JURUSAN ILMU KEPERAWATAN


FAKULTAS OLAHRAGA DAN KESEHATAN
UNIVERSITAS NEGERI GORONTALO
2022
KONSEP MEDIS PSORIASIS
1. Definisi
Menurut Brunner & Suddart tahun 2002 psoriasis merupakan penyakit
inflamasi non infeksius yang kronik pada kulit dimana produksi sel-sel
epidermis terjadi dengan kecepatan ±6 hingga 9 kali lebih besar dari pada
kecepatan yang normal (Tio, 2017).
Psoriasis adalah penyakit kulit kronis dengan ciri yang khas berupa
bercak-bercak merah eritema berbatas tegas dengan ditutupi oleh skuama
tebal berlapis-lapis berwarna putih mengkilat (Siregar, 2015).
2. Epidemiologi
Walaupun psoriasis terjadi secara universal, namun prevalensinya
pada tiap populasi bervariasi di berbagai belahan dunia. Studi epidemiologi
dari seluruh dunia memperkirakan prevalensi psoriasis berkisar antara 0,6
sampai 4,8% Prevalensi psoriasis bervariasi berdasarkan wilayah geografis
serta etnis. Di Amerika Serikat, psoriasis terjadi pada kurang lebih 2%
populasi dengan ditemukannya jumlah kasus baru sekitar 150,000 per tahun.
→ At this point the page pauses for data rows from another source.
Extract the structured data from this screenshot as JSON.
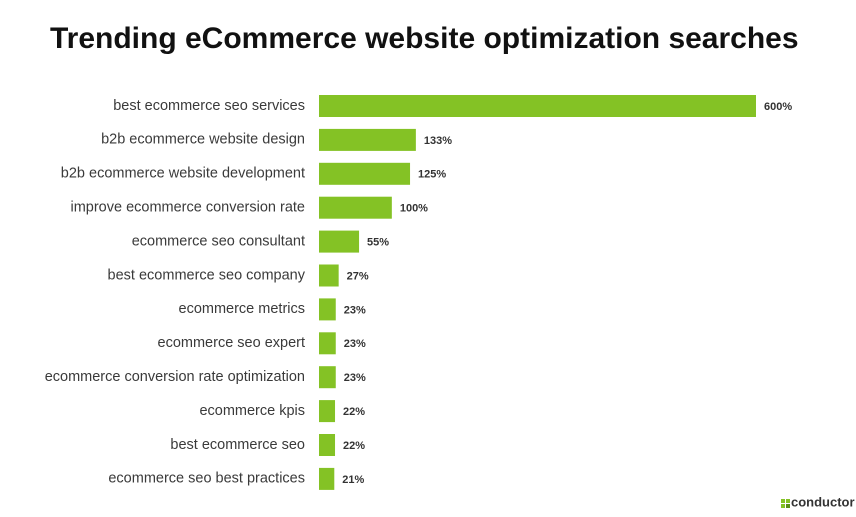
{
  "chart_data": {
    "type": "bar",
    "orientation": "horizontal",
    "title": "Trending eCommerce website optimization searches",
    "categories": [
      "best ecommerce seo services",
      "b2b ecommerce website design",
      "b2b ecommerce website development",
      "improve ecommerce conversion rate",
      "ecommerce seo consultant",
      "best ecommerce seo company",
      "ecommerce metrics",
      "ecommerce seo expert",
      "ecommerce conversion rate optimization",
      "ecommerce kpis",
      "best ecommerce seo",
      "ecommerce seo best practices"
    ],
    "values": [
      600,
      133,
      125,
      100,
      55,
      27,
      23,
      23,
      23,
      22,
      22,
      21
    ],
    "value_labels": [
      "600%",
      "133%",
      "125%",
      "100%",
      "55%",
      "27%",
      "23%",
      "23%",
      "23%",
      "22%",
      "22%",
      "21%"
    ],
    "color": "#84c225"
  },
  "logo": "conductor"
}
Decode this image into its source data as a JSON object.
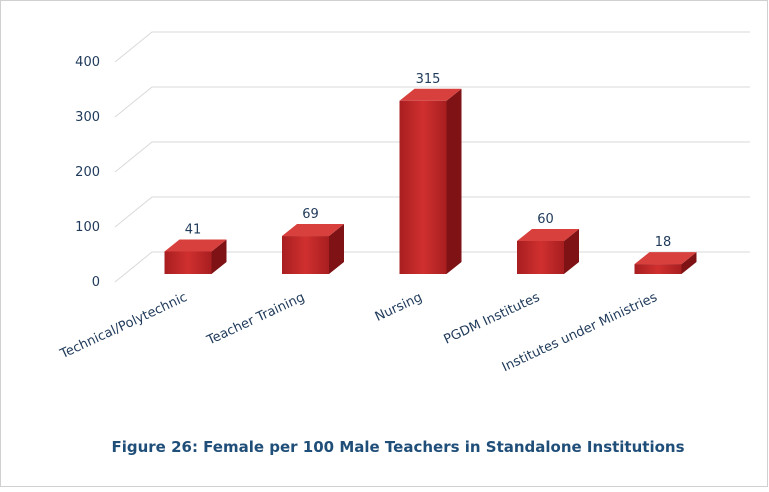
{
  "chart_data": {
    "type": "bar3d",
    "title": "Figure 26: Female  per 100 Male Teachers in Standalone Institutions",
    "categories": [
      "Technical/Polytechnic",
      "Teacher Training",
      "Nursing",
      "PGDM Institutes",
      "Institutes under Ministries"
    ],
    "values": [
      41,
      69,
      315,
      60,
      18
    ],
    "color": "#c0282a",
    "ylim": [
      0,
      400
    ],
    "yticks": [
      0,
      100,
      200,
      300,
      400
    ],
    "grid": true
  }
}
Pada sebuah studi, insidensi tertinggi ditemukan di pulau Faeroe yaitu sebesar
2,8%. Insidensi yang rendah ditemukan di Asia (0,4%) misalnya Jepang dan
pada ras Amerika-Afrika (1,3%). Sementara itu psoriasis tidak ditemukan
pada suku Aborigin Australia dan Indian yang berasal dari Amerika Selatan.
Terdapatnya variasi prevalensi psoriasis berdasarkan wilayah geografis dan
etnis menunjukkan adanya peranan lingkungan fisik ( psoriasis lebih sering
ditemukan pada daerah beriklim dingin), faktor genetik, dan pola tingkah laku
atau paparan lainnya terhadap perkembangan psoriasis. Pria dan wanita
memiliki kemungkinan terkena yang sama besar. Beberapa pengamatan
terakhir menunjukkan bahwa psoriasis sedikit lebih sering terjadi pada pria
dibanding wanita. Sementara pada sebuah studi yang meneliti pengaruh jenis
kelamin dan usia pada prevalensi psoriasis, ditemukan bahwa pada pasien
yang berusia lebih muda (<20 tahun) prevalensi psoriasis ditemukan lebih
tinggi pada wanita dibandingkan pria (Pratopo, 2017).
3. Etiologi
Menurut Tio (2017), secara pasti penyebab psoriasis belum diketahui
tetapi ada beberapa faktor yang dapat mempengaruhi terjadi psoriasis yaitu:
a. Faktor genetik (Herediter) : Penyakit ini diturunkan melalui satu
gen yang dominan.
b. Defek pada epidermis : ditemukan dengan adanya peningkatan dari
ribonuklease dan penurunan dari deoxyribonuklease pada sel-sel
epidermis.
c. Defek enzim pada kulit : pada epidermis yang normal proses
keratinisasi berlangsung dalam 24 hari, sedangkan pada psoriasis
proses tersebut berlangsung sangat cepat yakni 3-4 hari.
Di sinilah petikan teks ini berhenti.